What if, shortly after this photograph was taken, a baserunner careened into Craig Biggio in the manner in which Pete Rose, in an All-Star Game, separated Ray Fosse’s shoulder and Fosse from his destiny? Fosse was one of the most promising catchers in the league up to the moment of the injurious collision; afterward, he was never the same.
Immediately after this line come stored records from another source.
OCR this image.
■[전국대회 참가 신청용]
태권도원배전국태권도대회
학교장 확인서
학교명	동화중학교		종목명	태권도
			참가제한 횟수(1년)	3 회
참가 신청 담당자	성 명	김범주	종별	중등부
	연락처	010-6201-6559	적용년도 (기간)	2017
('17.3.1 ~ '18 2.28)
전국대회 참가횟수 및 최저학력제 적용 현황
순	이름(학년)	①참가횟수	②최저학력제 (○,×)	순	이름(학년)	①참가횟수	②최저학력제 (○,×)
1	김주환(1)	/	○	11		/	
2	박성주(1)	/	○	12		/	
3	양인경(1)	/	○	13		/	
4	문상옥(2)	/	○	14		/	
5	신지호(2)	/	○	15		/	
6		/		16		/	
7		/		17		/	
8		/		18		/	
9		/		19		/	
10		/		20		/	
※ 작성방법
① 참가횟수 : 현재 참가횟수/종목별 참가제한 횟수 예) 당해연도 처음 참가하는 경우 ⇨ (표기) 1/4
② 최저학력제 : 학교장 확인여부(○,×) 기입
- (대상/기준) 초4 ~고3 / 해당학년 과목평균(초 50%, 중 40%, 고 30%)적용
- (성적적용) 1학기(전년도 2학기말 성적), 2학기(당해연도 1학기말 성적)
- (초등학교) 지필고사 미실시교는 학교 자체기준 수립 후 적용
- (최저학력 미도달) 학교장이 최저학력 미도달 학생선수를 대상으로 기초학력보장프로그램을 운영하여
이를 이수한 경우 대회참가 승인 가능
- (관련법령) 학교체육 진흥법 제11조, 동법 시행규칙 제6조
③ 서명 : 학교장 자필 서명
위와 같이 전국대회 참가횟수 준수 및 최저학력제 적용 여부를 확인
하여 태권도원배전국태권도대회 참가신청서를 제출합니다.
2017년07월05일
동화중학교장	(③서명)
Biggio never relied on luck—no one verging on baseball immortality ever could—but who is beyond the reach of luck? I’m the farthest thing from a daredevil or from someone like Biggio who bravely put himself in the path of hardship and pain (after starting out as a collision-inviting catcher he went on to become the all-time leader in being hit by pitches), but even in my timid wanderings I’ve brushed up against the other side of the random gift of life enough times to sense that other side as a presence. One day as a child when I was riding my bike to the general store to buy baseball cards, I almost got hit by a semi. There were other close calls to follow over the years. I almost got mauled by a snowplow, almost rammed into an oncoming vehicle while daydreaming at the wheel, fell off a mountain bike and bounced for several moments down a steep rocky ridge. That last moment ended with me as something like a lawn-sprinkler spraying blood, and I was in pain for weeks, but somehow nothing was broken.
“You are beautiful,” I told everyone I came into contact with for a couple of days. “I love you,” I told everyone. Soon enough the feeling diminished. I went back to the usual, hiding, lying, worrying.
Such is my life. Was I meant for any other than the one I’m living? Was there some true path I missed? Some decision I should have made that I didn’t? Is there ever anything but pure dumb luck?
This morning my younger son, who’s seven months old, woke up at four a.m. I took him out into the living room so that my wife could get a little sleep. He fell back asleep on my chest as I sat in the recliner. I could feel his weight, his breath coming in and out.
You are beautiful, I was thinking. I love you.
Immortality is always one thin moment away, and it will have nothing to do with who we think we are.